Il se rappelait ce ballet auquel s'étaient livrés les avions terrestres. Quel imbécile il avait été ! Bien sûr, il n'avait rien d'un stratège militaire, mais il aurait dû comprendre depuis longtemps. Ce groupe qui s'était dirigé à haute altitude en direction de Singapour, c'était le leurre ! La console brûlée n'était qu'un appât.
Il se rendit dans son petit bureau gris et repassa lentement l'enregistrement du « ballet d'avions ». Il détermina avec précision la trajectoire du groupe qui importait vraiment. Oui, ils s'étaient dirigés vers cette pagode, dans l'hémisphère sud de la planète.
Il donna des ordres au commandant et ils s'éloignèrent à grande vitesse, à deux fois la vitesse de la lumière.
Ils arrivèrent juste à temps pour assister à la fin du Capture.
Le petit homme gris fut stupéfait.
Il n'était pas certain de comprendre comment cela avait pu se produire. Un vaisseau-amiral porte-avions de classe Terreur ? Il avait explosé en orbite ?
Il prévint l'officier de passerelle de maintenir le vaisseau à bonne distance tout en observant le gigantesque vaisseau qui se désintégrait en pénétrant dans l'atmosphère avant de s'abattre dans le lac de retenue du barrage. Il prolongea son observation afin de voir si le barrage allait céder. Il était possible qu'il fût touché, décida-t-il, mais il semblait devoir tenir pour le moment. Une énorme voie d'eau avait été ouverte et le flot grossissant déferlait dans le lit du fleuve en aval.

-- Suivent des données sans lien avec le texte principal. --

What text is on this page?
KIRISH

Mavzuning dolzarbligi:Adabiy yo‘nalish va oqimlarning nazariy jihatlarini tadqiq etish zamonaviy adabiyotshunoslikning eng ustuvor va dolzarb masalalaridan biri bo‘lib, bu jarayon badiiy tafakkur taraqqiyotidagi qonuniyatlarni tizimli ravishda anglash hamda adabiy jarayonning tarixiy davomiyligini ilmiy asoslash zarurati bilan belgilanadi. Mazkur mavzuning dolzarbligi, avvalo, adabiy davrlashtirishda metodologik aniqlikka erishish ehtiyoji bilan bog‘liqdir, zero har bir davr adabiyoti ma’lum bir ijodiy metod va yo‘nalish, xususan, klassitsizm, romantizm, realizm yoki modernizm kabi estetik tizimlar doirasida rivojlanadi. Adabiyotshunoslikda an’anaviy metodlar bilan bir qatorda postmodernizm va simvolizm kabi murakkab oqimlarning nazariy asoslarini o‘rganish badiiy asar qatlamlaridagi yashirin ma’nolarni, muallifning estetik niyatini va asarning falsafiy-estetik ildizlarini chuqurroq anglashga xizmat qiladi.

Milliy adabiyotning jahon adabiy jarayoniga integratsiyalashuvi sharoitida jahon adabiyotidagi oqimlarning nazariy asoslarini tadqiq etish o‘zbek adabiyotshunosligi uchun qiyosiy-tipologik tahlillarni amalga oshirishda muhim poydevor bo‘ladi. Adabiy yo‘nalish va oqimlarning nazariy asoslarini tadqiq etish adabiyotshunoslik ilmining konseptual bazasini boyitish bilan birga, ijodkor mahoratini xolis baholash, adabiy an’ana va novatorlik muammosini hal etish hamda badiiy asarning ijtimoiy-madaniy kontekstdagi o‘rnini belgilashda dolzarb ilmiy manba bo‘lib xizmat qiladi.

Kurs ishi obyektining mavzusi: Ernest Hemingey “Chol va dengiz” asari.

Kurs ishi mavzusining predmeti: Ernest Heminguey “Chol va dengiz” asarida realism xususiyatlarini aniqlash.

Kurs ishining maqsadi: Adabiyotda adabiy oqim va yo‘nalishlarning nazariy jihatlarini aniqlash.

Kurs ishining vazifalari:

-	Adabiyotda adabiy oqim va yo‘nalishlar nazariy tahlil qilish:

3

Il cadra les écrans sur le barrage lui-même. Oui, effectivement, l'ouvrage avait été endommagé. Une quantité d'eau importante passait du côté gauche inférieur, pour la plus grande part sous la structure. La brèche était de taille, à en juger par ce qu'il voyait.
Le combat avait été violent. Les bois étaient en feu. Il vit un groupe d'avions de combat du Capture qui grimpaient au-dessus de l'horizon à toute vitesse dans l'espoir d'être récupérés par quelque vaisseau tolnep dans le secteur de Singapour. Au moment de la destruction du Capture, ils avaient dû se trouver à l'extérieur. Ils ne réussiraient sans doute pas à s'en tirer, se dit le petit homme gris. Leur rayon d'action était trop court et ils termineraient dans la mer.
Mais mieux valait concentrer toute son attention sur cette pagode. A présent, il n'y avait plus le moindre avion alentour. Ses infra rayons ne captaient que de la musique religieuse qui noyait tout autre son.
A distance prudente, il continua d'observer sans interruption ses écrans et il n'eut pas longtemps à attendre.
Un signal de téléportation !
Oui, oui, oui ! Il repassa l'enregistrement.
L'espoir reflua en lui.
Et puis, il se dit que c'était trop beau pour être vrai. Les consoles qu'on avait réussi à capturer au cours des âges ne marchaient qu'une fois et une seule. Ensuite, c'était terminé. Elles étaient mortes. Il lui sembla attendre des éternités.
Le signal se répéta.
La console avait tiré deux fois. Deux fois !
Une vague de joie déferla en lui. Mais il trouva cependant un instant pour s'interroger sur lui-même. Du sentiment ? De l'anxiété ? Et maintenant de la joie ? Ce n'était vraiment pas digne d'un professionnel ! Il ne devait se consacrer qu'à une chose : le travail urgent qui l'attendait.
Comment communiquer avec eux ?
Sur la fréquence radio, il ne recevait que ce discours aux accents religieux. Quelle langue parlaient-ils donc là-bas ?
Il empoigna un vocodeur. Il le mit devant un micro. Mais quel langage choisir? Il en avait plusieurs dans la banque du vocodeur. L'un, le « français », était absolument mort. Et cet autre appelé l'« allemand » ?... Non, jamais il ne l'avait entendu sur leurs fréquences. L'« anglais »... Il commencerait avec l'anglais.
Il parla dans le vocodeur et l'appareil traduisit :
- Je sollicite un sauf-conduit. Mon vaisseau ne dispose d'aucun armement. Vous pouvez braquer vos armes sur lui ou sur moi. Je n'ai pas d'intention hostile. Si vous m'accordiez cette entrevue, cela pourrait fort bien s'avérer bénéfique pour chacun de nous.
Le petit homme gris répéta le message et attendit. Il osait à peine respirer. Tant de choses dépendaient de la réponse qu'il allait recevoir.